E dire che doveva essere un giorno di morigeratezza. Nel 1646, nel pieno di una grave carestia i palermitani si rivolsero a Santa Lucia e arrivo’ in porto una nave carica di grano. La fame era tanta e saltarono la molitura: lo bollirono e lo mangiarono cosi’ com’era, aggiungendogli soltanto un filo d’olio. È la nonna della cuccia (con l’accento sulla ‘i’), oggi arricchita con ricotta dolce e gocce di cioccolata. Ma il 13 dicembre è soprattutto il giorno dell’arancina, invariabilmente con la ‘a’ nel capoluogo siciliano. “Noi celebriamo l’arancina noi la veneriamo, lei e la sua tondità solare, sfera a carne o a burro, palla, piccola arancia, fimmina”, recita Davide Enia, attore e scrittore. Ciò che varia sempre piuù della specialità siciliana a base di riso sono gli ingredienti. L’arancina 2.0 si contamina con pesce spada, salmone, gamberetti, pistacchi, pollo, e persino curry.

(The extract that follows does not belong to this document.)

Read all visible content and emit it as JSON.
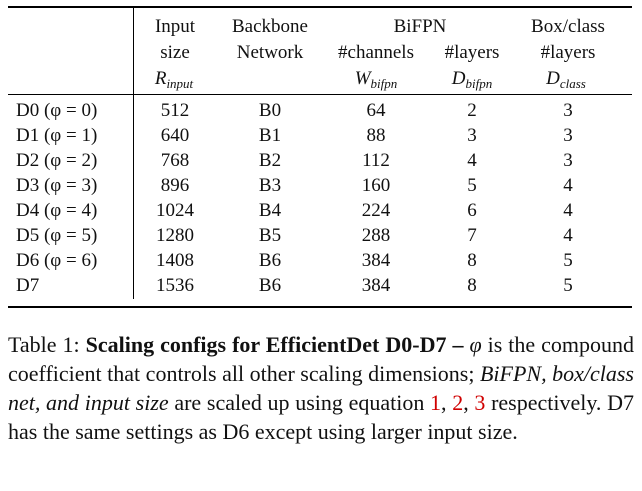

Tradizionalmente rotonda, ma visibile anche a punta, fritta o al forno, salata oppure dolce. Ma certamente femmina, almeno all’ombra di Monte Pellegrino. Guai a chiamare queste simbolo dello street food locale, arancini, al modo della Sicilia sud-orientale: anche Montalbano sarebbe trattato a malo modo. Della spinosa questione si è occupata persino l’Accademia della Crusca che compie in premessa un rimando storico alla dominazione araba in Sicilia, che duro’ dal IX all’XI secolo. Gli arabi avevano l’abitudine di appallottolare un po’ di riso allo zafferano nel palmo della mano, per poi condirlo con la carne di agnello prima di mangiarlo. Il paragone con le arance era naturale in Sicilia dato che l’isola ne è sempre stata ricca. In realtà, però, non ci sono tracce di questa preparazione nella letteratura, nelle cronache, nei diari, nei dizionari, nei testi etnografici, nei ricettari e così via prima della seconda meta’ del XIX secolo. Si potrebbe pensare che si tratti di un piatto nato nella seconda meta’ del XIX secolo come dolce di riso, ma che sia stato trasformato quasi subito in una specialità salata.
Nel dialetto siciliano, come registrano tutti i dizionari dialettali, il frutto dell’arancio è aranciu e nell’italiano regionale diventa arancio. Del resto, alla distinzione di genere nell’italiano standard, femminile per i nomi dei frutti e maschile per quelli degli alberi, si giunge solo nella seconda metà del Novecento, e molti in varie regioni italiane continuano tuttora a usare arancio per dire arancia. Al dialettale aranciu per ‘arancia’ corrispondono il diminutivo arancinu per ‘piccola arancia’, arancino nell’italiano regionale: da qui il nome maschile usato per indicare il suppli’ di riso. I dizionari concordano sul genere di arancino, ma le indicazioni del genere del nome che indica il frutto dell’arancio sono oscillanti: le due varianti arancio e arancia coesistono, con una prevalenza del femminile nell’uso scritto e una maggior diffusione del maschile nelle varietà regionali parlate di gran parte della penisola. Il femminile tuttavia è percepito come più corretto – almeno nell’impiego formale – perché l’opposizione di genere e’ tipica nella lingua italiana, con rare eccezioni, per differenziare l’albero dal frutto.
Si può ipotizzare, secondo l’Accademia della Crusca, che “il prestigio del codice linguistico standard, verso cui sono sempre state più ricettive le aree urbane, abbia portato la forma femminile arancia a prevalere su quella maschile arancio nell’uso dei parlanti palermitani che, avendo adottato la forma femminile per il frutto, l’hanno di conseguenza usata nella forma alterata anche per indicare la crocchetta di riso”. Dunque, arancina: la radicale diversità dell’esito locale può aver fatto sì che quando si è assunto il termine italiano per indicare il frutto lo si sia fatto nella forma codificata arancia, da cui arancina. “Si potrebbe allora concludere che chi dice arancino italianizza il modello morfologico dialettale, mentre chi dice arancina non fa altro che riproporre il modello dell’italiano standard”.